BA in Linguistics University of Manchester
Examine the science of language - an everyday phenomenon that impacts our lives on a global scale.
- Study the unique human faculty of language and investigate world languages.
- Explore topics such as how languages arise, change and die, how children acquire their first language, and how adults learn a second or foreign language.
- Develop transferable skills in quantitative methods.
- Study at a top 10 UK university for Linguistics (Complete University Guide 2019).
Our BA Linguistics course will enable you to delve into the science of language - an everyday phenomenon that impacts our lives on an individual and a global scale.
Through our course, you will explore the sounds and structure of languages across the globe, studying topics such as:
- how languages arise, change and die;
- how children acquire their first language;
- how adults learn a second or foreign language;
- differences between the speech of men and women;
- how we communicate as individuals and within groups;
- what happens when speakers of different languages come into contact.

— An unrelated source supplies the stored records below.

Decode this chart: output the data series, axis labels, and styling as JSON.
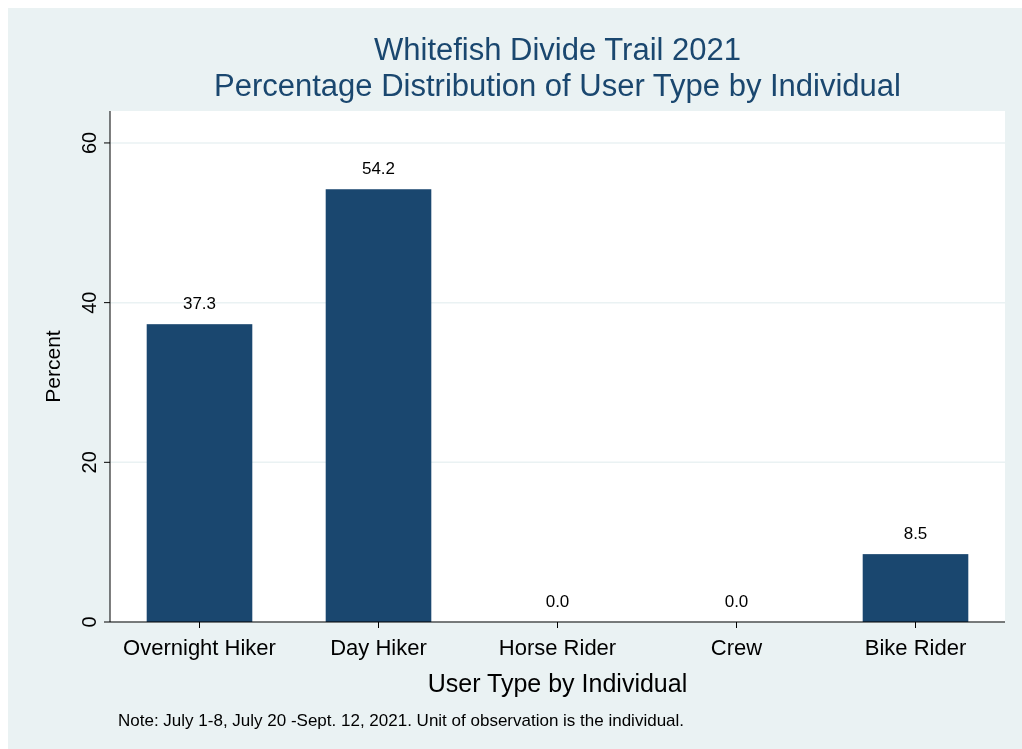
{
  "chart_data": {
    "type": "bar",
    "title": "Whitefish Divide Trail 2021",
    "subtitle": "Percentage Distribution of User Type by Individual",
    "xlabel": "User Type by Individual",
    "ylabel": "Percent",
    "categories": [
      "Overnight Hiker",
      "Day Hiker",
      "Horse Rider",
      "Crew",
      "Bike Rider"
    ],
    "values": [
      37.3,
      54.2,
      0,
      0,
      8.5
    ],
    "value_labels": [
      "37.3",
      "54.2",
      "0.0",
      "0.0",
      "8.5"
    ],
    "color": "#1a476f",
    "ylim": [
      0,
      64
    ],
    "yticks": [
      0,
      20,
      40,
      60
    ],
    "grid": "y",
    "annotations": [
      "Note: July 1-8, July 20 -Sept. 12, 2021. Unit of observation is the individual."
    ]
  }
}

With its diverse local communities, Manchester is an ideal site for carrying out research on linguistic variation and multilingualism. We conduct empirical and theoretical research and particularly a combination of the two.
You'll have access to one of the largest holdings of linguistics texts in the UK, and the opportunity to conduct research using English manuscripts held in our prestigious Special Collections. We have two laboratories, where you'll have the chance to use ultrasound imaging, laryngography and eye-tracking technology.
You'll also be able to use quantitative methods in the study of large language corpora. This is a skill that you'll then be able to apply to other fields throughout your life.
Linguistics at Manchester is unrivalled in its breadth of subject areas and theoretical approaches. Our particular strengths include, among others, phonetics and phonology, morphology, syntax, semantics and pragmatics, historical linguistics, forensic linguistics, and quantitative corpus-based approaches.
You'll be encouraged to take an active role in funded teaching-enhancement projects. For example, some of our students have developed an online atlas of dialect variation in the UK.
Placement year option
Apply your subject-specific knowledge in a real-world context through a placement year in your third year of study, enabling you to enhance your employment prospects, clarify your career goals and build your external networks.
You may apply to spend one semester studying abroad during Year 2. Exchange partners are offered through the Erasmus Exchange scheme (in Sweden) and the Worldwide Exchange scheme (eg USA, Canada, Australia, New Zealand, Hong Kong and Singapore).
Study an additional subject
Flexible Honours may allow you to study additional art, languages or cultural subjects.
Teaching and learning
You'll be taught through a mixture of:
- formal lectures
- one-to-one supervision.
You'll spend approximately 12 hours each week in formal study sessions and further time in an independent study.
In your independent study time, you may be reading, producing written work, revising for examinations or working as part of a team of students. You'll also have the opportunity to study modern language.
Coursework and assessment
Our courses are assessed in various ways, for example, written examinations, oral presentations and different types of coursework.
Coursework may include library research, linguistic fieldwork and data collection, or web-based research.
In your final year, you'll have the option to write a 12,000-word dissertation. You'll undertake research on a topic of your own choice under the supervision of a member of staff in English Language and Linguistics.
Course content for year 1
Gain a solid grounding in linguistics, taking core course units including phonetics and phonology, sociolinguistics, semantics and (English) grammar, introductions to the principles of linguistics and to the relation between language, the mind and the brain.
Course content for year 2
You'll begin to tailor your degree to suit your interests. While studying a small number of compulsory units in subjects like phonology, syntax, or semantics, you'll choose from a wide range of optional units tapping into academic expertise in a number of specialist fields - from typology to experimental phonetics.
Course content for year 3
Have complete freedom of choice among a wealth of different course options, spanning subjects as diverse as forensic linguistics, sociolinguistics, and formal semantics and syntax.